If you desire to study how to sketch a tree, start your drawing with a fundamental sketch consisting of branches, trunks (inside structure), and leaves (peripheral structure).
When drawing trees, the single most significant aspect is lighting. Study the direction of the light and quality of shadows in the tree you are sketching and start a fixed pattern of shading the leafy areas.
When illustrating, areas with shadow will be darker and will involve heavier lines; moderately shaded areas require somewhat lighter hand; and regions left white portray highlighted leaves.
Keep in mind to use negative space (the sections amid branches where no leaves are present) to assist highlight the leafy zones. Gradually deepen the shadowed areas and adjust shading to produce the illusion of individual leaves and the realistic quality of the tree.
By means of the flat side of a pencil to create broader strokes of different darkness is another method used to make trees and leaves. This technique effects a less definite leaf sample.
Put emphasis on zones by using an eraser to build areas of light. You may also desire to apply a disorganized scribble method, making squiggly lines of different thicknesses to design a less defined tree.
Keep in mind that all of these techniques rely on using shadows and light to disclose the feeling of clusters of leaves.

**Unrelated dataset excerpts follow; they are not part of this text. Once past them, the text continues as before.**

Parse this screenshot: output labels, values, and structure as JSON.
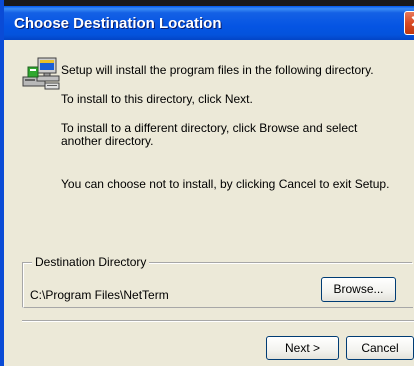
{
  "window": {
    "title": "Choose Destination Location",
    "close_glyph": "✕"
  },
  "icons": {
    "setup": "setup-computer-icon"
  },
  "body": {
    "line1": "Setup will install the program files in the following directory.",
    "line2": "To install to this directory, click Next.",
    "line3a": "To install to a different directory, click Browse and select",
    "line3b": "another directory.",
    "line4": "You can choose not to install, by clicking Cancel to exit Setup."
  },
  "destination": {
    "group_label": "Destination Directory",
    "path": "C:\\Program Files\\NetTerm",
    "browse_label": "Browse..."
  },
  "buttons": {
    "next_label": "Next >",
    "cancel_label": "Cancel"
  },
  "colors": {
    "titlebar": "#0554e3",
    "close": "#d84a25",
    "dialog_bg": "#ece9d8",
    "button_border": "#003c74"
  }
}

How to draw complete forests of trees
Drawing a complete forest of trees is a little bit more complicated, as you do not want to sketch each tree alone, but too much uniformity will also be bad for the drawing.

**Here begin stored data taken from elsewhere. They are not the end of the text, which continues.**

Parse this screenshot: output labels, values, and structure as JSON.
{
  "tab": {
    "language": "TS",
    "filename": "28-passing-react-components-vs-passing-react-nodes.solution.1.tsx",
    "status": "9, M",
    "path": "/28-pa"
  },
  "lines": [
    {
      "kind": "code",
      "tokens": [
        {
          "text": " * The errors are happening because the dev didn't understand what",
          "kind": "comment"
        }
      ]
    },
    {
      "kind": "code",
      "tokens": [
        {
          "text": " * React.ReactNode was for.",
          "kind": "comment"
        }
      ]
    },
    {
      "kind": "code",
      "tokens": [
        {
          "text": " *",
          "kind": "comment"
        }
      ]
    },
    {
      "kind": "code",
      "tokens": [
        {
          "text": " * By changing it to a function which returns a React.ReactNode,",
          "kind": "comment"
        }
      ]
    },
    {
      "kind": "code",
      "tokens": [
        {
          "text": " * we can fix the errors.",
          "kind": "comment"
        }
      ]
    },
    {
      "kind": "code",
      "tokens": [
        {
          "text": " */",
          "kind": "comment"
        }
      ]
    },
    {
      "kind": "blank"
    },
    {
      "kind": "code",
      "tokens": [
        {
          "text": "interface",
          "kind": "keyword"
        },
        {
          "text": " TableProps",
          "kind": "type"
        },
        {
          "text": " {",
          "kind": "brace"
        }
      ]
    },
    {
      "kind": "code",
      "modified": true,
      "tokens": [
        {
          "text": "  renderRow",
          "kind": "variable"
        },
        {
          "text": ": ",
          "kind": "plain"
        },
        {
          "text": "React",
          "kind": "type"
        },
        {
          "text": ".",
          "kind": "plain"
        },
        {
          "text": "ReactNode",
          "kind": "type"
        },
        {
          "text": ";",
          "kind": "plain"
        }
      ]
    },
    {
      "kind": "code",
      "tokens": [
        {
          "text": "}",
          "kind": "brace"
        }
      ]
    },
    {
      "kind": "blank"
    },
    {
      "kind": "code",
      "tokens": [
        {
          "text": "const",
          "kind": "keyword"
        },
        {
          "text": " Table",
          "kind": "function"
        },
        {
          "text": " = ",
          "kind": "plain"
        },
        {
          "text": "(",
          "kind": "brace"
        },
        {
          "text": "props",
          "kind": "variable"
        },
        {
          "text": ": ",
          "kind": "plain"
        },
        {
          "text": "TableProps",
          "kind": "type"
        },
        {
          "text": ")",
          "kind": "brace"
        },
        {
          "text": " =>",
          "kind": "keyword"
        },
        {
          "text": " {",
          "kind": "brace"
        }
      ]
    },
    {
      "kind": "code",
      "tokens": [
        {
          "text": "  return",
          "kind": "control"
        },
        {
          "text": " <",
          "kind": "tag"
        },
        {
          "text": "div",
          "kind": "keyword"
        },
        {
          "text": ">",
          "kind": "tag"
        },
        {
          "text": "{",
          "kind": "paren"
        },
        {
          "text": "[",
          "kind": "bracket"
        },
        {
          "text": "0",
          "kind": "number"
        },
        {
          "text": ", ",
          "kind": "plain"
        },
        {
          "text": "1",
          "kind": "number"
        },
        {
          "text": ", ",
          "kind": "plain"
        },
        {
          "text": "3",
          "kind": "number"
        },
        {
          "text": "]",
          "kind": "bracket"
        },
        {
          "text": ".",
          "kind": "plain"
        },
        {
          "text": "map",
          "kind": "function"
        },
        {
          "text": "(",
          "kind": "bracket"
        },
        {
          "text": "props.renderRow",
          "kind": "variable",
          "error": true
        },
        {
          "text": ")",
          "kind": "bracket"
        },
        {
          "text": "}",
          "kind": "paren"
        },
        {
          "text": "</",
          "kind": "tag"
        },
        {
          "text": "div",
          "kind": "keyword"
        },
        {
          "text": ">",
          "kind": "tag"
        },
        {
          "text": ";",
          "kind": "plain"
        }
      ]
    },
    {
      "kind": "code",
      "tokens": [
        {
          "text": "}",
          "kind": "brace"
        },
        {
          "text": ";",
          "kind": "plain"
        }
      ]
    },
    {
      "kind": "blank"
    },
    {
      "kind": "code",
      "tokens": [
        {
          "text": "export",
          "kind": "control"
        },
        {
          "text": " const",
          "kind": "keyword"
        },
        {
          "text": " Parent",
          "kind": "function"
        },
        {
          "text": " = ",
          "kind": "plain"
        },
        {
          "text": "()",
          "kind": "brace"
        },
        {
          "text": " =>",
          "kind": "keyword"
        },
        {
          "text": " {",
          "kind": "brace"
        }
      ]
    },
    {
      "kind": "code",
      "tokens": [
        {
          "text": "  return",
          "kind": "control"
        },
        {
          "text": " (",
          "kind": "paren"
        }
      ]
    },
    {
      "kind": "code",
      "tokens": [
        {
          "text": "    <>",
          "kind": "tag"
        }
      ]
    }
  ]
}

The dilemma: We may pick out trees of similar type as nearly identical but this is not the case. While alike, they are all unique and should be viewed and drawn in a way that demonstrates this.
Reviewing the direction and quality of the light and how it provides character to each tree is the number one point. Even in a jam packed forest, single trees can be differentiated. This is the aspect that you must render into your drawing.
The easiest method to find single trees is to utilize texture. Consider that each range of tree has leaves that are different as well as mixed ways that the leaves fill up the tree (in bundles or in groupings). As you sketch, use dissimilar pencil strokes for every category of tree/leaf cluster to give it a distinct look.
Again, don t forget to take your light source into consideration and shade appropriately. Think about the placement of the trees in your final landscape. Trees in the foreground should contain more detail than those in the middle or background as they can be detected more by the viewer.
These directions should guide you to draw trees be it complete forests or single trees.
But wait, using all these tricks and techniques alone won t be of much help for you. Equally important is: regular exercising! Get your pencils and paper, go out and begin drawing trees and landscapes. You ll see: every sketch, every drawing of a tree brings you one step further. Soon you will be able to see and acknowledge the different forms of different trees. And your drawings will look great!